Calculating Speed of Block Using Energy Methods | Pulley Moment of Inertia Help

[pat666]

Homework Statement

The pulley in the diagram has a radius of 0.160 m and a moment of inertia 0.480 kg.m². The rope does not slip on the pulley rim. Use energy methods to calculate the speed of the 4.00 kg block just before it strikes the floor

Homework Equations

The Attempt at a Solution

not sure how to start this could someone give me a hand please.

 

[vela]

Start by identifying the different energies involved in the problem.

 

[pat666]

taking a stab gravitational potential and kinetic??

 

[pat666]

any more detailed help?? what is the energy in the pulley?

 

[vela]

Yes, those are the two types involved. Now write down an expression for the total kinetic energy in the system and the total potential energy of the system.

 

[pat666]

i can do most of that but i don't understand the energy for the pulley.

 

[pat666]

normally if there was no pulley it would be gph of 4kg = ke of 2kg

 

[pat666]

ok so i can figure out the mass of the pulley from i=1/2mr^2 but that wouldn't help would it \??

 

[Jolsa]

What is the kinetic energy of a rotating body?

 

[pat666]

ok can you please look at this and get back to me soonish...thanks
m_1* g*h_1+m_2 *g*h_2+1/2 I*ω^2=1/2 m_1 *v_1^2+1/2 m_2* v_2^2+1/2 I*ω^2 final
the left side is initial and the right final

 

[pat666]

i was just trying to solve that equation i wrote when i realized there are two unknown velocitys. its not ok to say that the velocity of block to will be zero at the top is it?

 

[pat666]

Just thought of something, if attached the two masses would have equal but opposite velocity's??

 

[vela]

Please put your equation between [ tex] and [ /tex] tags so it's easier to read.

Your equation isn't quite right. It's better if you approach this systematically. The total energy of the system is given by

$$E = m_1gh_1+m_2gh_2+\frac{1}{2}m_1v_1^2+\frac{1}{2}m_2 v_2^2+\frac{1}{2}I\omega^2$$

That's just the potential energies of the two masses plus the kinetic energies of the two masses and the pulley. Now conservation of energy says that $E_i = E_f$. Each side of the equation will initially have the five terms. On the LHS, the heights and velocities will be their initial values, and on the RHS, you will have their final values. Some terms you will be able to erase because they're zero. At this point, you'll have the equation you were trying to write down earlier.

Now, as you already noted, you still have too many unknowns. Think about how the velocities of mass 1 and mass 2 are related. And how do they relate to the angular speed of the pulley?

 

[vela]

Just thought of something, if attached the two masses would have equal but opposite velocity's??

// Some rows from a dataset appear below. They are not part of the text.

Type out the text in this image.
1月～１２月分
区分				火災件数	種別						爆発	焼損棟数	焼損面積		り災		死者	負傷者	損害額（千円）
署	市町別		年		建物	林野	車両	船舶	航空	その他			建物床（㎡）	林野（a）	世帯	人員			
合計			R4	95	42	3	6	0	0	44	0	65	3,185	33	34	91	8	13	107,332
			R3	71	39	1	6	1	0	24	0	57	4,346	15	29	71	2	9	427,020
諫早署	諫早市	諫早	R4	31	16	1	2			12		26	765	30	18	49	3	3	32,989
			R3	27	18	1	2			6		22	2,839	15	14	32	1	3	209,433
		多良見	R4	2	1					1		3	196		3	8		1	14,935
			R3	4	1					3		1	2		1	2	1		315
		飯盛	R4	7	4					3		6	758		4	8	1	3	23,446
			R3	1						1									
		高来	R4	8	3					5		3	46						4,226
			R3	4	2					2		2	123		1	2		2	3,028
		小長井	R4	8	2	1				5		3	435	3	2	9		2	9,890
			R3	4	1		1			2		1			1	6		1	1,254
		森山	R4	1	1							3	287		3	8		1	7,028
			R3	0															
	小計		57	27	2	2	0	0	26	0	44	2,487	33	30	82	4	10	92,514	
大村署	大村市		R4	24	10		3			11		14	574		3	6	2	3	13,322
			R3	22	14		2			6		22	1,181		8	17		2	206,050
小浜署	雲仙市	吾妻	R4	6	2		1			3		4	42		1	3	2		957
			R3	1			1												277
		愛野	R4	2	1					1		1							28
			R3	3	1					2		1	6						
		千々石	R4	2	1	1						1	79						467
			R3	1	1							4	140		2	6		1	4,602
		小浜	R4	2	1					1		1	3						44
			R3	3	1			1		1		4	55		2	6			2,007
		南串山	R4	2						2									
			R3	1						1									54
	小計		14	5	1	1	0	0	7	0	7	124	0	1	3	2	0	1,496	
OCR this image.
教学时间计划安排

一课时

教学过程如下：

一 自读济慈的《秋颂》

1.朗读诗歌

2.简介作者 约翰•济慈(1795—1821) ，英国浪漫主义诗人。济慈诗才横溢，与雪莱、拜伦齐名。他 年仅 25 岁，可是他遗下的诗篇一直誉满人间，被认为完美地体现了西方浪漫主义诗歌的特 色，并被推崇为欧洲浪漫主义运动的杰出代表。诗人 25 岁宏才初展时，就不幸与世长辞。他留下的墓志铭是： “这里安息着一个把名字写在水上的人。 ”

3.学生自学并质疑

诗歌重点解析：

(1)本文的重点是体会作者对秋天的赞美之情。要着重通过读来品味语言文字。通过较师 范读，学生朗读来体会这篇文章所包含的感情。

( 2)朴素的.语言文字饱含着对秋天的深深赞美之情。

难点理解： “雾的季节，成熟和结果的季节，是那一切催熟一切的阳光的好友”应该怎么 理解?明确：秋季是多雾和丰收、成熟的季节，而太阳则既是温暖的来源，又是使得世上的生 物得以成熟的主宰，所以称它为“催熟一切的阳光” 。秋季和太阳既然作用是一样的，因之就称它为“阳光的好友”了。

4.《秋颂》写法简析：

Yes! Now how is their speed v related to the angular speed ω of the pulley?

 

[pat666]

Thankyou so much! I can do it from here i think.

 

[pat666]

sorry one more thing would you take the height of m2 to be 5m at the top?? (since there different physical sizes) and just to be sure the relation of speed and angular velocity is omega =speed(v)/radius since it is not sliping??

 

[vela]

Yes and yes.

 

[pat666]

Hey did you get 3.182m/s??

 

[vela]

No, I got 2.81 m/s.

 

[vela]

What's the original equation you started from? You either started with the wrong expression or you made a bunch of algebra errors.

 

[pat666]

ok ill put it up now just wondering. if i went wron anywhere i think it was with the omega stuff i just subbed v^2/R^2 where omega^2 was

 

[pat666]

[ tex]196.2=98.1+2v-v+0.24ω^2[ /tex]

 

[pat666]

ok i am not sure how to display an equation properly sorry.

 

[pat666]

ok i figured it out myself... i can't do simple math was the problem, i hust solved my original equation with the 89 and got 2.76, that's close enough to yours to be accepted isn't it?

 

[vela]

The last term should have (v/r)^2, not v^2/r. The velocity is squared in every term, so the sign doesn't matter.

 

[pat666]

orrrrr i see now thankyou the radius is squared in my work it was just a typo... thankyou!

 

[EzaMoo]

For the life on me I can't see where I am going wrong...

196.2 = 98.1 +2V² - V² + 0.24 (V/r)²

98.1 = 2V² - V² +9.375V²

V = 3.07m/s

 

[pat666]

This for physics at cqu? your problem is that 2V^2 - V^2 +9.375V^2 is actually 2V^2 +(-V)^2 it ends up being 3V^2 + 9.375V^2

 

[EzaMoo]

Ah, I see! Yes it is. I figured from your posts you were at cqu too :)